Einzig in Betracht kommender Zulassungsgrund ist hier der wegen Versagung des rechtlichen Gehörs. Die Rüge der Verletzung rechtlichen Gehörs genügt aber nicht den an eine Verfahrensrüge zu stellenden Begründungsanforderungen gem. §§ 79 Abs. 3 OWiG, 344 Abs. 2 StPO. Zur Rügebegründung gehört auch, welcher Sachvortrag, der nach § 74 Abs. 1 S. 2 OWiG in die Hauptverhandlung einzuführen gewesen wäre, infolge der Einspruchsverwerfung unberücksichtigt geblieben ist. Der Anspruch auf rechtliches Gehör ist nur dann verletzt, wenn die Einspruchsverwerfung dazu geführt hat, dass eine sachliche Einlassung des Betroffenen nicht berücksichtigt worden ist (OLG Brandenburg, Beschl. v. 26.06.2014 - (2Z) 53 Ss-OWi 249/14 (1135/14); OLG Düsseldorf, Beschl. v. 04.04.2011 - IV - 3 RBs 52/11 m. Anm. Krenberger, jurisPR-VerkR 15/2011 Anm. 6, jew. m.w.N.; a.A. OLG Oldenburg NZV 2011, 563). Dementsprechend bedarf es bei Erhebung der Rüge der Verletzung rechtlichen Gehörs durch unberechtigte Einspruchsverwerfung (anstatt der Entscheidung aufgrund Abwesenheitsverhandlung unter Berücksichtigung des aktenkundlichen Vorbringens des Betroffenen) des Vortrags, dass und wie sich der Betroffene bisher erklärt hat (OLG Brandenburg a.a.O.; OLG Düssseldorf a.a.O.).

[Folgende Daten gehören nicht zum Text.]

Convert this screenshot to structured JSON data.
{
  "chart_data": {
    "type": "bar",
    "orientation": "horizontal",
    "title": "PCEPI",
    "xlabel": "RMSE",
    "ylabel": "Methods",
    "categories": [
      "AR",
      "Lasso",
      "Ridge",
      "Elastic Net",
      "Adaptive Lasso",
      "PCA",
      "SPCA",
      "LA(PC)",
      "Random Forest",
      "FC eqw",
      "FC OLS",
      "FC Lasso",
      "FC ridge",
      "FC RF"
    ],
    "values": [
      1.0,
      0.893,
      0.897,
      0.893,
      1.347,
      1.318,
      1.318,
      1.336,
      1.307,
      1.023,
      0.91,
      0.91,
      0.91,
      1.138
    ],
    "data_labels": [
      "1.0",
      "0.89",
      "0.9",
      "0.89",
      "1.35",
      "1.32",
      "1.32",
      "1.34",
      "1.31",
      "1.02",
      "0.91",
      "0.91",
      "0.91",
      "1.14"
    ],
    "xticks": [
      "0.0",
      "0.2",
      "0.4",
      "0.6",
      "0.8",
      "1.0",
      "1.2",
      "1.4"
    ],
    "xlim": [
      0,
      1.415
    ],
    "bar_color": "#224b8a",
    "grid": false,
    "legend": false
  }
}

Vorliegend enthält die Begründung des Zulassungsantrages keinerlei Vortrag hierzu. Anders als die Verteidigung mit Schriftsatz vom 03.06.2019 ausführt, ist der Inhalt des Schreibens vom 21.03.2019 in der Rechtsbeschwerdebegründung nur insoweit dargestellt, als darin der Antrag auf Entbindung des Betroffenen von der Pflicht zum persönlichen Erscheinen benannt wird, nicht aber eine etwaige Einlassung des Betroffenen zur Sache. Es wird auch noch nicht einmal im Rahmen der Rechtsbeschwerdebegründung auf etwaige, dem Begründungsschriftsatz beigefügte Anlagen Bezug genommen, so dass sich schon alleine deswegen eine Berücksichtigung etwaiger Anlagen verbietet. Darüber hinaus, sieht der Senat aber auch keinen Anlass, von der einhelligen revisionsgerichtlichen Rechtsprechung (auf die er hingewiesen hat), welche auch für das Rechtsbeschwerdeverfahren nach dem OWiG bedeutsam ist, da die Anforderungen an die Rechtsbeschwerdebegründung denen an eine Revisionsbegründung entsprechen (§§ 79 Abs. 3 OWiG, 344 Abs. 2 StPO), abzuweichen. Dementsprechend muss die Rechtsbeschwerdebegründung den Verfahrensfehler ohne Bezugnahme oder Verweisungen unmittelbar selbst enthalten (vgl. nur: OLG Hamm NStZ 2019, 109; Meyer-Goßner/Schmitt, StPO, 62. Aufl., § 344 Rdn. 21 m.w.N.).

Eine Vorlage an den Bundesgerichtshof wegen einer Abweichung von der o.g. Entscheidung des OLG Oldenburg nach §§ 79 Abs. 3 OWiG, 121 Abs. 2 GVG scheidet aus (vgl. BGH, Beschl. v. 14.-09.2004 - 4 StR 62/04 - juris; OLG Brandenburg a.a.O.; OLG Oldenburg a.a.O.).